Pour la rapporteure des Nations unies, la gestion française du problème, qui fluctue en fonction des saisons avec l’ouverture de places d’urgence supplémentaires l’hiver, est « une manière cruelle de gérer le sans-abrisme ».
« Les expulsions et évacuations menées à travers le pays, dans des contextes divers, sont en violation du droit humanitaire international », estime-t-elle, citant notamment le cas des évacuations menées toutes les 48 heures par les forces de l’ordre dans les campements de migrants à Calais.
« Il est scandaleux de penser que c’est le résultat de négociations entre la France et le Royaume-Uni.
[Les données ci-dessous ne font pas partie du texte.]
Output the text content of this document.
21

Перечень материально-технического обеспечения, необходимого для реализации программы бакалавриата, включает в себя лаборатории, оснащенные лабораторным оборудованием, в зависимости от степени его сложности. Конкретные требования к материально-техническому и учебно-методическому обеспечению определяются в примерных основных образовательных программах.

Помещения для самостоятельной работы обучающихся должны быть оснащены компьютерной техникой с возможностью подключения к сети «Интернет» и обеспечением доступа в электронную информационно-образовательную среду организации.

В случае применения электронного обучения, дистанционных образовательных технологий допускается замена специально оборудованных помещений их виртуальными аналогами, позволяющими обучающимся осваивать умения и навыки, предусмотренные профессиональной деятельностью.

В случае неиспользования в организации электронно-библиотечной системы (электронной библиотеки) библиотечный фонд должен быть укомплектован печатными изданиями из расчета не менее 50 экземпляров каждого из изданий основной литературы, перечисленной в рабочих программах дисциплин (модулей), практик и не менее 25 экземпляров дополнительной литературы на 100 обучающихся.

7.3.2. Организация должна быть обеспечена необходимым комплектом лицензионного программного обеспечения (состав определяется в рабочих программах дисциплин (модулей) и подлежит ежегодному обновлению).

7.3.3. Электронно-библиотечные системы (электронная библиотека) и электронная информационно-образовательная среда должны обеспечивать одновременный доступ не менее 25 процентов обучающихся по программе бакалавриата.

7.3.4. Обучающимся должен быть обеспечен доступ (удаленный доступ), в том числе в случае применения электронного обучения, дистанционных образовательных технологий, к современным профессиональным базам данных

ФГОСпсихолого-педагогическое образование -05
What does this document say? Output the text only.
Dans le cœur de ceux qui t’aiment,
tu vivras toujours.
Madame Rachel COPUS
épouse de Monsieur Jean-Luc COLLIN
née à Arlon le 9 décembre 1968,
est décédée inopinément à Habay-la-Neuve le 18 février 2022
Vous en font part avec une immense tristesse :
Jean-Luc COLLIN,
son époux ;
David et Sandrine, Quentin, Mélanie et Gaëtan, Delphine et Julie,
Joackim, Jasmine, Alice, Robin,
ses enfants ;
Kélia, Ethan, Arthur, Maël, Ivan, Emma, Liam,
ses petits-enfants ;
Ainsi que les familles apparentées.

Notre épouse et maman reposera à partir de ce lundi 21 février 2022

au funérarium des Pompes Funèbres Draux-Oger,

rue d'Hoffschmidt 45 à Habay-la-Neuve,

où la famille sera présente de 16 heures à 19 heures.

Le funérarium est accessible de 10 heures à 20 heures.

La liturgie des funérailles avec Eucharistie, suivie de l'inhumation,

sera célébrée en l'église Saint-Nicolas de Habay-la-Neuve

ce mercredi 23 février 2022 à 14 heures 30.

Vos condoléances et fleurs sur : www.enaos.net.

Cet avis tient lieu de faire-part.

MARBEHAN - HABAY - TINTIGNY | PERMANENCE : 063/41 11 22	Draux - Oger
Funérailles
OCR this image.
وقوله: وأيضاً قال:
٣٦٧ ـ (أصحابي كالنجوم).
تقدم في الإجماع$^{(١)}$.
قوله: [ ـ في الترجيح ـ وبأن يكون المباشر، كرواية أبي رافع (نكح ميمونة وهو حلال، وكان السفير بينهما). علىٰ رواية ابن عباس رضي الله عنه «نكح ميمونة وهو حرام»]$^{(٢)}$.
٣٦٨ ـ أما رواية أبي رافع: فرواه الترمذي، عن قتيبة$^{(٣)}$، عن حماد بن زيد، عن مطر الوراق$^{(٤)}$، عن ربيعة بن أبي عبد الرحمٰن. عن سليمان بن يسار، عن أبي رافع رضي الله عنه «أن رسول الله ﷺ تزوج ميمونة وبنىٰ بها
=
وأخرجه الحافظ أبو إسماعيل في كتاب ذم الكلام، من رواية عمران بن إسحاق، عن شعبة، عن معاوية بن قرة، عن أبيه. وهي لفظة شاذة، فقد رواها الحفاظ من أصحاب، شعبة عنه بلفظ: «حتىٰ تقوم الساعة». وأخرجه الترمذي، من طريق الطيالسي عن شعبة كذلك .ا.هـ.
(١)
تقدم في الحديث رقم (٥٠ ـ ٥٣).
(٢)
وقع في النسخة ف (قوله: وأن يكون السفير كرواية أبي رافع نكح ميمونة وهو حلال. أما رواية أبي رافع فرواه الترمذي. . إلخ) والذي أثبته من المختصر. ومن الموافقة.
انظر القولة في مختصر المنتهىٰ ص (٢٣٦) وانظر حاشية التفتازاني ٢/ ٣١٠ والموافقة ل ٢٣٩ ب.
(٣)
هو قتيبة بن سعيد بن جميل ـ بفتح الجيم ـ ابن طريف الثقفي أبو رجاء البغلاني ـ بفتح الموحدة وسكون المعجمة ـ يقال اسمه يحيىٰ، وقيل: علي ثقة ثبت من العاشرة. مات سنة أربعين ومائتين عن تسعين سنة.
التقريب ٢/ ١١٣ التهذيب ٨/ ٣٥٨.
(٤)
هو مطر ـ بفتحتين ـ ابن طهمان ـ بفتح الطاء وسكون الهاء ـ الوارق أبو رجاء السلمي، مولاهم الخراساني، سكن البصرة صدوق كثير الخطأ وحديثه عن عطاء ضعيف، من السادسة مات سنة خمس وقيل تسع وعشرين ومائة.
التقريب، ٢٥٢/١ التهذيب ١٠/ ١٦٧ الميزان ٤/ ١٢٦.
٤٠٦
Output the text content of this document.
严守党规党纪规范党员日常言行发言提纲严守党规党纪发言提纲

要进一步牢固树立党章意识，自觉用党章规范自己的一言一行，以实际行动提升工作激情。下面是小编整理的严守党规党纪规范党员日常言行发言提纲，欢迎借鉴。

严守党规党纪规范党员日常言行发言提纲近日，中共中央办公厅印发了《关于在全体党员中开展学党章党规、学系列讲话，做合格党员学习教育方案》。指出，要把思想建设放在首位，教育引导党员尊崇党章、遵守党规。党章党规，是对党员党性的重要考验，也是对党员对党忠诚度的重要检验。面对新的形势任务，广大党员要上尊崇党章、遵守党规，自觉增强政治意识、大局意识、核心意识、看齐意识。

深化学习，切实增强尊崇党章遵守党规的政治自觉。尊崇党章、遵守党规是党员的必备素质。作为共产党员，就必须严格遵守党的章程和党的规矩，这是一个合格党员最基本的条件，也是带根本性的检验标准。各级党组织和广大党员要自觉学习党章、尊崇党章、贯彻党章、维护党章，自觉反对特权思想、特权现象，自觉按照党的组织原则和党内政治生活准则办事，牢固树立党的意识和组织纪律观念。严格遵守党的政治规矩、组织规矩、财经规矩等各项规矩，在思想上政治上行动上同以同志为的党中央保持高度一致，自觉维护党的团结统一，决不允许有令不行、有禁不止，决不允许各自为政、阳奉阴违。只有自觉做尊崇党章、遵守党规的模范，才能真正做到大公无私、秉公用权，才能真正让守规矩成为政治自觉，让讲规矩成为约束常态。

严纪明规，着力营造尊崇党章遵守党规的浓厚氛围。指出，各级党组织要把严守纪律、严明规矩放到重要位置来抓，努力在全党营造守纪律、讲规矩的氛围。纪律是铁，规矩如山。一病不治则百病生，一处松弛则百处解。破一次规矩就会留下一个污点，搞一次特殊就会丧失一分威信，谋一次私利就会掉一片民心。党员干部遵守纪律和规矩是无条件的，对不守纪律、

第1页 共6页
Beaucoup d’argent a été injecté pour sécuriser la frontière, aucun fond n’a été investi pour s’assurer que les personnes puissent survivre », a-t-elle déploré.
Le ministère du Logement et la porte-parole du gouvernement n’ont pas réagi pour l’heure à ces accusations.

« C’est un pays riche »

De ses entretiens avec des travailleurs humanitaires, familles sans abri ou communautés Rom, la rapporteure retient un manque de dialogue entre autorités et publics concernés :
« Je ne vois pas beaucoup de consultation entre le gouvernement et les groupes concernés, qu’il s’agisse des migrants, des femmes victimes de violences, des Roms, des communautés d’origine immigrées, des demandeurs d’asile. »Une famille française d’origine algérienne, une réfugiée malienne accompagnée de sa fille aveugle et des travailleurs sans abri ont ainsi témoigné mercredi devant la rapporteure, lors d’une visite du gymnase Roquépine, à deux pas de l’Elysée, ou le collectif Droit au logement (DAL) abrite quelque 40 familles de sans-abri.
La rapporteure appelle le gouvernement à mettre en œuvre des stratégies de long terme plus ambitieuses, à l’instar du modèle de « Logement d’abord » mis en place avec succès en Norvège.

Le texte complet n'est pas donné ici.